In its Friday announcement, Immigration, Refugees and Citizenship Canada said applicants must be family members of Canadian citizens or permanent residents who agree to support them for one year to qualify.

Successful applicants will receive services “including an employment skills assessment and a referral to a settlement service provider organization in their community,” IRCC said in a news release. “They may also be eligible for transitional financial assistance.”

Applicants must plan to live outside Quebec, as the province “has chosen not to participate in the program,” IRCC said.

The new pathway is part of Ottawa’s fulfilment of a promise Prime Minister Justin Trudeau made in March as he announced the expansion of the Safe Third Country Agreement that effectively put an end to irregular crossings at Quebec’s Roxham Road passage, where tens of thousands of asylum seekers entered the country in recent years. Asylum claims have since surged at domestic airports.

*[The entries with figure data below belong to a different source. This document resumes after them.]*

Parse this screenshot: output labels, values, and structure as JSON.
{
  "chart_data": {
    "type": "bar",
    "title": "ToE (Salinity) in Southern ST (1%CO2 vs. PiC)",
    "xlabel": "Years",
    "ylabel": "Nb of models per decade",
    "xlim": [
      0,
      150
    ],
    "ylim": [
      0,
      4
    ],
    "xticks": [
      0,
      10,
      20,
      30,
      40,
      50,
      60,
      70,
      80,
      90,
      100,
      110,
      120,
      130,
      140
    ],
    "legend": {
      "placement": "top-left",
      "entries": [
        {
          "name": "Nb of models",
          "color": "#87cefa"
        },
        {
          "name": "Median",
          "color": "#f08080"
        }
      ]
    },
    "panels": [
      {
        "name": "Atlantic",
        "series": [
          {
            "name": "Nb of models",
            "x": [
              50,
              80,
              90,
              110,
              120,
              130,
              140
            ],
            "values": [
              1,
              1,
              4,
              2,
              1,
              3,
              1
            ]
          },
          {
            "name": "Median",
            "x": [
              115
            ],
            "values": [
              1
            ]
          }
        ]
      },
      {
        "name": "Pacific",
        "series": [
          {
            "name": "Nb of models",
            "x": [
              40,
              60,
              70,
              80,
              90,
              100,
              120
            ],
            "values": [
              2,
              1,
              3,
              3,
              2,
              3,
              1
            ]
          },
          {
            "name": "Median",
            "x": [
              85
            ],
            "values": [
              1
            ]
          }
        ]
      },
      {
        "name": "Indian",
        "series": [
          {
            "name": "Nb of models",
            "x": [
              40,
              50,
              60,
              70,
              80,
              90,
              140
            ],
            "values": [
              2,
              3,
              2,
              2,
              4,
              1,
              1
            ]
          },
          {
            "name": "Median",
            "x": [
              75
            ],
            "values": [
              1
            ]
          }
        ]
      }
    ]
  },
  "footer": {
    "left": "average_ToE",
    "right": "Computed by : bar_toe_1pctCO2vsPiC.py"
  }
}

Mr. Trudeau said in a statement at the time that Canada would “welcome 15,000 migrants on a humanitarian basis from the Western Hemisphere over the course of the year, with a path to economic opportunities to address forced displacement, as an alternative to irregular migration.”

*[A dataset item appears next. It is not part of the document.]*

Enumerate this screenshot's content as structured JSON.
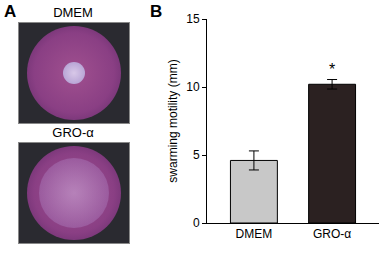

In October, Immigration Minister Marc Miller said that as part of this commitment, Ottawa would welcome an additional 4,000 temporary foreign workers from the Western Hemisphere this year, “many of whom have already arrived in Canada.”

Adèle Garnier, a Université Laval geography professor who studies migration, said the program is vague and seems at odds with its stated humanitarian goals.

Dr. Garnier said the need for existing family support in Canada will exclude some of the most vulnerable people from the pathway. “We twist the meaning of the word ‘humanitarian,’” she said in an interview.

As for the 4,000 temporary foreign workers, there is no mention of whether they will have the opportunity to become permanent residents, Dr. Garnier said.

Frantz André, a spokesperson for the Non-status Action Committee, a Montreal-based migrants rights advocacy group, said he welcomed the opening of the pathway, but that 11,000 was a small number compared to the total number of those in need of the pathway.

He said he is in contact with many families in the Haitian Canadian community who have been waiting for years to be reunified with family members stuck in their home country.

Mr. André also denounced Quebec’s decision not to take part in the federal program, as the province is home to a large diaspora of French-speaking Haitians who would be happy to welcome family members and help them settle there. They, in turn, would provide a ready work force as many sectors are still struggling with staff shortages.

“I take this insult at face value, and I even condemn it as practically intolerance and even racism,” Mr. André said in an interview.

Quebec’s Ministry of Immigration, Francization and Integration did not reply to a request for comment from The Globe and Mail on Saturday.

IRCC said the pathway was “meant to alleviate migration pressures” as the world faces “an unprecedented migration crisis.” The agency said it would monitor the pathway’s progress “and adjust as required toward these goals.”